VATICAN CITY (Reuters) -Nicaraguan President Daniel Ortega has ordered the closure of the Vatican Embassy in Managua and that of the Nicaraguan Embassy to the Vatican in Rome, a senior Vatican source said on Sunday.
Nicaragua signalled that the move, which came a few days after Pope Francis compared the Nicaraguan government to a dictatorship, was "a suspension" of diplomatic relations.
The Vatican source said that while the closures do not automatically mean a total break of relations between Managua and the Holy See, they are serious steps towards that possibility.
Ortega's administration has been increasingly isolated internationally since he began cracking down heavily on dissent following street protests that erupted in 2018. Ortega called the protests an attempted coup against his government.
Bishop Rolando Alvarez, a vocal critic of Ortega, was sentenced to more than 26 years in prison in Nicaragua last month on charges that included treason, undermining national integrity and spreading false news.
Alvazez was convicted after he refused to leave the country along with 200 political prisoners released by Ortega's government and sent to the United States. Alvarez refused to board the plane and was stripped of his citizenship.
In an interview published last week with Latin American online news outlet Infobae ahead of Monday's 10th anniversary of his pontificate, the pope pointed to Alvarez's imprisonment and likened what was happening in Nicaragua to the "1917 Communist dictatorship or that of Hitler in 1935".

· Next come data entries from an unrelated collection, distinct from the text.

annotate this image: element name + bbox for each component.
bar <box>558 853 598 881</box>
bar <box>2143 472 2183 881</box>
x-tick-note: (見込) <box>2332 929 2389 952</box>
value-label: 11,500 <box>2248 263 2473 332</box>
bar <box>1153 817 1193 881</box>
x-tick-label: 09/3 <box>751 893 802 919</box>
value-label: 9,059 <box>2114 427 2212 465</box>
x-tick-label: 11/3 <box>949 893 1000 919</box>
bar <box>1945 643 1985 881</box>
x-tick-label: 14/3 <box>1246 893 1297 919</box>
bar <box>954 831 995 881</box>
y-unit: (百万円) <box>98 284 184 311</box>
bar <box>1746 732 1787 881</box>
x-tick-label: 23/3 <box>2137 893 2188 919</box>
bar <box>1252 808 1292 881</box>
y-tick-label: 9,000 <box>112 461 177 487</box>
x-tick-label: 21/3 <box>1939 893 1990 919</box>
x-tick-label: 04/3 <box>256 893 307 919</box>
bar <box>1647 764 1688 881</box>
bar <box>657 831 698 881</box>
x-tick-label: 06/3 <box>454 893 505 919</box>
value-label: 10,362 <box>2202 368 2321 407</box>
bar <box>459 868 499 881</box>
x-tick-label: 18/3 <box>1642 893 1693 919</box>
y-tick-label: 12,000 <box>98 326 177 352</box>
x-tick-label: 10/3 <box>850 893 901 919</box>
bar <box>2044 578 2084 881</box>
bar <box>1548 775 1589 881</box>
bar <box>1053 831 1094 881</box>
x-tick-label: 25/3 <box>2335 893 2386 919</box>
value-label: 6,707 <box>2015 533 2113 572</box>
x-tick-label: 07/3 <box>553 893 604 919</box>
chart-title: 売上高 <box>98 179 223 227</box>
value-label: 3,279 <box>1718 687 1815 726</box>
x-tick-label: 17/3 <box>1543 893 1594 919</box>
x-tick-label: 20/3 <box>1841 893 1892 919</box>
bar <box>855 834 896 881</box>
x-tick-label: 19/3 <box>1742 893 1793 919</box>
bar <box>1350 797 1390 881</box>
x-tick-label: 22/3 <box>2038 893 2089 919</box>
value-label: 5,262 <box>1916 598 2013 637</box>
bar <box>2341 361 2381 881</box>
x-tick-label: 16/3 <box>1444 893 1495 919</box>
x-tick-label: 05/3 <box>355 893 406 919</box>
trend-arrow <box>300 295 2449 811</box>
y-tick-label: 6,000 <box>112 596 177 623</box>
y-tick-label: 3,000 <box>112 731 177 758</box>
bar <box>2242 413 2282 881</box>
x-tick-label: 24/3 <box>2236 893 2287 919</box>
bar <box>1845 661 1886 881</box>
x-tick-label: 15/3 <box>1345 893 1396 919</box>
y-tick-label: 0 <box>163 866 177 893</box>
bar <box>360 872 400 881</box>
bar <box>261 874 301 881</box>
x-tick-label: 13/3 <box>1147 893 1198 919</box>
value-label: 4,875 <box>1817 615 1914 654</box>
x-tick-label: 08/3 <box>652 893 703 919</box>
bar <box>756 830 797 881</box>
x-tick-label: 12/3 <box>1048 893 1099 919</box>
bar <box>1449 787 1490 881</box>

Staff in both embassies had been down to barebones for years with only a chargé d'affaires for the Vatican in Managua and almost no one for Nicaragua in Rome.
The relationship between the Nicaraguan Catholic Church and the government has been severely strained since the crackdown on the anti-government protests in 2018, when the Church acted as a mediator between both sides.
The Church had called for justice for more than 360 people who died during the unrest.
Nicaraguan Bishop Silvio Baez, also a critic of the government, went into exile in 2019.
A year ago, the Vatican protested to Nicaragua over the effective expulsion of its ambassador, saying the unilateral action was unjustified and incomprehensible.
Archbishop Waldemar Sommertag, who had been critical of Nicaragua's slide away from democracy, had to leave the country suddenly after the government withdrew its approval of the envoy.